The ground realities of Mumbai’s print war

Even as readers are eager to sample and test read the new papers flooding Mumbai, the ground realities of actual paper distribution, hawker demands, and their commissions will play an important role in what one reads and when.

e4m by exchange4media Staff
Updated: Aug 8, 2019 11:12 AM
The ground realities of Mumbai’s print war

Two down, one more to go! This is the countdown for the number of new newspapers (compact and broadsheet) that the country’s commercial capital is expected to be hit with this year. With Mumbai Mirror having already made noise with its launch, Hindustan Times, too, has seen the day of light, and now DNA is the only one left to hit the city – well the wait will only be till the end of this month.

Even as many people are eager to sample and test read the new papers, the ground realities of actual paper distribution, hawker demands, their commission, etc, will play an important role in what one reads and when.
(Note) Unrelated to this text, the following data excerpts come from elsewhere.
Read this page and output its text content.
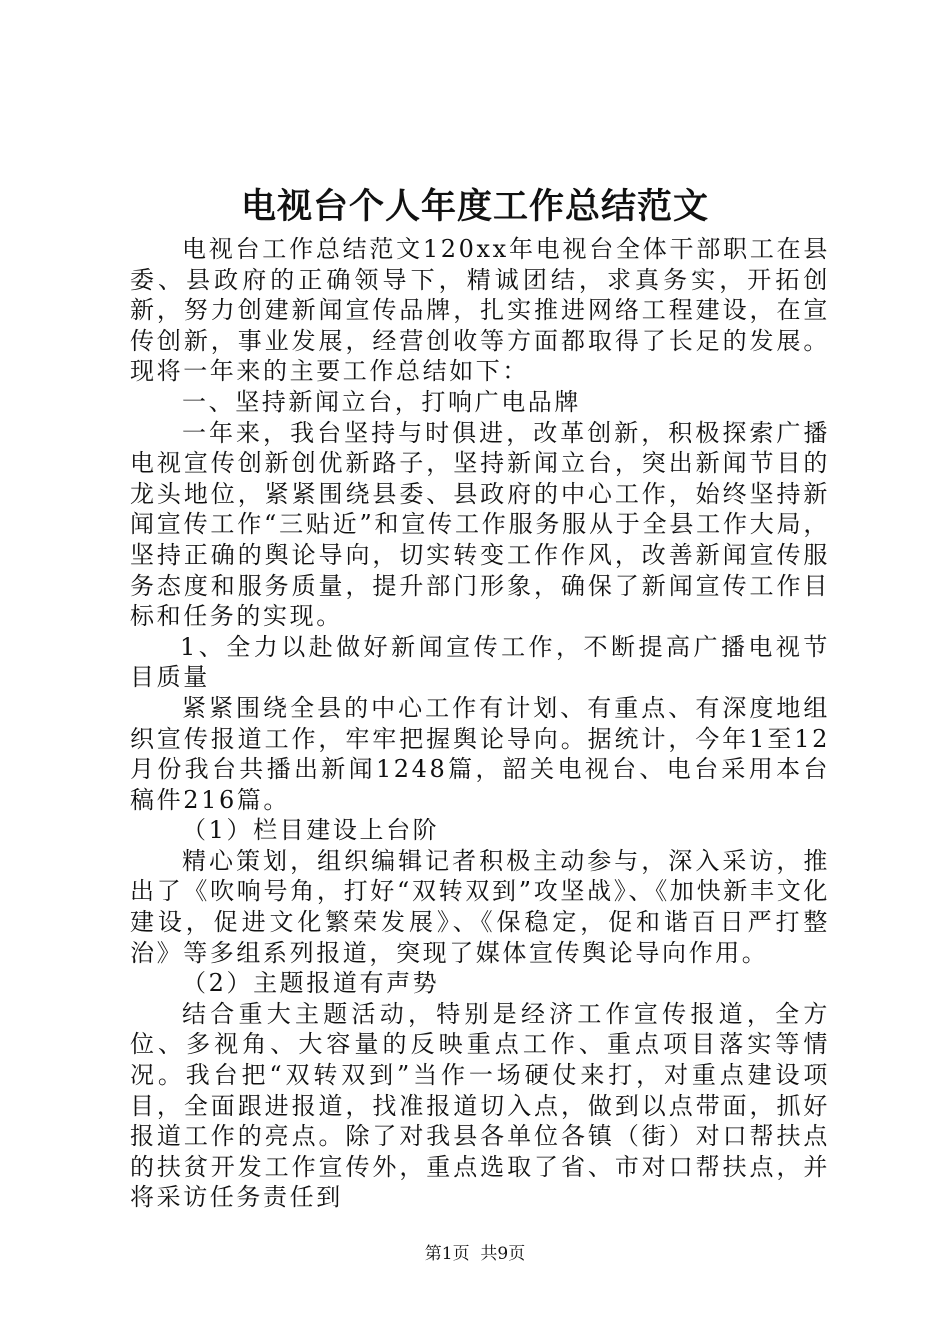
电视台个人年度工作总结范文

电视台工作总结范文120xx年电视台全体干部职工在县委、县政府的正确领导下，精诚团结，求真务实，开拓创新，努力创建新闻宣传品牌，扎实推进网络工程建设，在宣传创新，事业发展，经营创收等方面都取得了长足的发展。现将一年来的主要工作总结如下：

一、坚持新闻立台，打响广电品牌

一年来，我台坚持与时俱进，改革创新，积极探索广播电视宣传创新创优新路子，坚持新闻立台，突出新闻节目的龙头地位，紧紧围绕县委、县政府的中心工作，始终坚持新闻宣传工作“三贴近”和宣传工作服务服从于全县工作大局，坚持正确的舆论导向，切实转变工作作风，改善新闻宣传服务态度和服务质量，提升部门形象，确保了新闻宣传工作目标和任务的实现。

1、全力以赴做好新闻宣传工作，不断提高广播电视节目质量

紧紧围绕全县的中心工作有计划、有重点、有深度地组织宣传报道工作，牢牢把握舆论导向。据统计，今年1至12月份我台共播出新闻1248篇，韶关电视台、电台采用本台稿件216篇。

（1）栏目建设上台阶

精心策划，组织编辑记者积极主动参与，深入采访，推出了《吹响号角，打好“双转双到”攻坚战》、《加快新丰文化建设，促进文化繁荣发展》、《保稳定，促和谐百日严打整治》等多组系列报道，突现了媒体宣传舆论导向作用。

（2）主题报道有声势

结合重大主题活动，特别是经济工作宣传报道，全方位、多视角、大容量的反映重点工作、重点项目落实等情况。我台把“双转双到”当作一场硬仗来打，对重点建设项目，全面跟进报道，找准报道切入点，做到以点带面，抓好报道工作的亮点。除了对我县各单位各镇（街）对口帮扶点的扶贫开发工作宣传外，重点选取了省、市对口帮扶点，并将采访任务责任到

第1页  共9页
To put things in perspective, when The Times of India started distributing Mumbai Mirror free with the main paper with no increase in the cover price, hawkers and distributors did demand more commission. The result – the commission to vendors was increased by 60 paise. Thus, vendors, who used to purchase The Times of India for Rs 3 (whereas the cover price is Rs 4), now buy it for Rs 2.40 following the insertion of Mumbai Mirror with the main edition.

Sample this – The Times of India has 40 pages, Mumbai Mirror too has around 40 pages (a total of 80 pages or more); Hindustan Times has launched with 24 pages of main supplement and eight or so pages of additional paper (total around 32 pages); DNA is also expected to have 40 pages or more. These would be in addition to the other dailies that a vendor distributes every morning. A weighty issue indeed! To get the vendors to distribute more than 100 pages everyday, the players will definitely have to pamper them a whole lot more.

In addition to the increase in commission rates for the agents, additional investment for the vendors would be in the form of recruiting more hands and tackling the morning delivery of the steadily growing numbers and pages of newspapers. The players will have to compensate all these.

Jitendra Nalawade, a leading newspaper distributor, voicing the opinion of many such vendors agreed that there would be more demands from the agents as they would have to spend more to recruit more delivery boys. The feasible option then would be to hike the commission rates to competitive levels, he maintained.

Though till now there has not been much of a delay in the papers reaching homes in the morning, but then it’s still early days.

M Venkatraman, CEO, Bhaskar Group, said, “We don’t see any issues in distribution as there has not been any significant growth in the market till now. As far as our commission rate is concerned, we are still negotiating that and any which way we don’t expect there to be any delays, but instead the distribution will be prompt.”

Adding a contradictory point of view, Rahul Kansal, Brand Director, The Times of India said, “With an increase in the number and size of the newspapers today, there definitely can be some distribution issues that might have to be tackled. But we have a civil understanding with our agents and we do sort out these things by having a dialogue, if necessary.”

In the face of reality, the new players may offer incentives at the initial stages, but the real growth driver would have to be volumes. Since the distribution business largely works on set commissions, a larger volume that travels through the distribution channel will be a cost-plus affair.

However, everything said and done, nothing can stop the newsmakers from making news. So even as there are talks that Telegraph might also be looking at making its presence felt in Mumbai, it will be interesting to see which paper is replaced and which is rejected.